When I first started cleaning with what we call "professional equipment," I was using a portable machine out of an old Chevy Trailblazer. Temps here range from -5 to the 20's during the winter, most of the time in teens. My first winter I brought everything business related into my basement and than carried back out for each and every job, this was very time consuming. Then I got a trailer where I kept most of the tools, learned to blow them out with air after each use, and still brought my machine into my basement. Then my wife finally saw my struggles of bringing it up and down the stairs, so we opted to bring inside and leave in my office/den on the first floor. That was fun, sometimes it even sat in my living room...oh the memories.
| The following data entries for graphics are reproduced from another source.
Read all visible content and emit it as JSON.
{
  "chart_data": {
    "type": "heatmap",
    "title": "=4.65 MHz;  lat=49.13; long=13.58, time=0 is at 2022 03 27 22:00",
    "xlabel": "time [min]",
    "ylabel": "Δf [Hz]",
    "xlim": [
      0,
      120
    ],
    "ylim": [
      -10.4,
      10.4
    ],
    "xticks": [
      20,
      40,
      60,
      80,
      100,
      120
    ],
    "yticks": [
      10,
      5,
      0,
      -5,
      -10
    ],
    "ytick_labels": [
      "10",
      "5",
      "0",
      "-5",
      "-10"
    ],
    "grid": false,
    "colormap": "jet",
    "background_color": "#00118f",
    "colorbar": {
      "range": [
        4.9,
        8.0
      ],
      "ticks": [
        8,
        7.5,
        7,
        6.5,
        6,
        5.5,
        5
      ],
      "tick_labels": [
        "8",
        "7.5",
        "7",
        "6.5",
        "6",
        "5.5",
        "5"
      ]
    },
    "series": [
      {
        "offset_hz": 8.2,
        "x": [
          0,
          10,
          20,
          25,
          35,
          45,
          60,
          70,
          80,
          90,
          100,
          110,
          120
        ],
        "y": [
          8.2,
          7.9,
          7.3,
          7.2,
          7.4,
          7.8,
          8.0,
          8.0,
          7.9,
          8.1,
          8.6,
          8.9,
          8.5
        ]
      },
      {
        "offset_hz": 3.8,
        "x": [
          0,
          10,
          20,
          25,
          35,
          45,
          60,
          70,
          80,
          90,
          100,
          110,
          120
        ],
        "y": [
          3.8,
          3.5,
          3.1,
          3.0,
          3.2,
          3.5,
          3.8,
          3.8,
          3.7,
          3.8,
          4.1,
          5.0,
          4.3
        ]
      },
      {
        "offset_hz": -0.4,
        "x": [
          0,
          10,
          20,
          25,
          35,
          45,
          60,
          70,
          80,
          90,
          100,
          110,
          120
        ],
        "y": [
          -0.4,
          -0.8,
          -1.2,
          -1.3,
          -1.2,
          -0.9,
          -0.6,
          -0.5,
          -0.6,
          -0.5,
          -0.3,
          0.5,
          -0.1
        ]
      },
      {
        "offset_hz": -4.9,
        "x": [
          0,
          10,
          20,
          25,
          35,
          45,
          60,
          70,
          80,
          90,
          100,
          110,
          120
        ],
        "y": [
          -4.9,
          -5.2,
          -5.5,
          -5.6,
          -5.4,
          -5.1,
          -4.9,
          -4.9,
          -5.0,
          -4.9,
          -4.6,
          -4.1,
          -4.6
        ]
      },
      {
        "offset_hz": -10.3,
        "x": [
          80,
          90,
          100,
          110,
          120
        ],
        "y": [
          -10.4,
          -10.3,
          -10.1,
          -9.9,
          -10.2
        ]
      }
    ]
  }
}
The following year I bought a van, decided to get it rhino lined, add insulation, and attempt to bring into my garage. Well that was a massive fail...my garage door was 2 inches too low for the van to fit...I began to think of a nice construction project, but decided that would be too costly for my budget. So all winter for 2 more seasons, my van sat at the top of my driveway when not in use with 2 digital thermostat space heaters and a compact air mover to circulate the heat. One was placed in the back of the van by the rear doors, and the other was placed next to my truckmount. I had to use 2 circuits, with extension cords out the back doors and into my garage. I also bought a wifi thermometer, so I could peak at my phone anywhere and know how warm it was inside my van. Since I was only cleaning part time with another full time job then, I was always paranoid of my power going out or tripping a circuit and losing heat. Fortunately that only happened once, but it happened to be fairly warm that day so the van still maintained 45+ degrees due to the insulation. Although it was quite nerve racking, I was still doing 2-3 jobs a week in the evenings and on weekends, so winterizing it was not realistic for me. As you can imagine, I began searching for a heated shop, and did eventually find one, but this is not feasable for some, especially being only a few yeas into the business. Take a look at the pictures from when I insulated my van below. 

There you have it! If anyone has any more tips or tricks that may be useful to share with others, please email me at dave@cleanprosupply.com and I will add your comments. We are all here to learn from each other, so your input and your stories may hold great value to others. Enjoy!

Fresh Rhino Liner.

Supplies ready to go.

Cutting foam board to fit the contours. Held in place with self tapping screws and washers screwed into the supports, be careful not to puncture the wall of the van.

Used 1x4 boards to hold ceiling boards in place.

After adding the foam board, I covered with Reflectix, used 3M Spray Adhesive and some screws with large washers to hold in place.

After Installation.

Cleaned and ready for the truckmount install!!!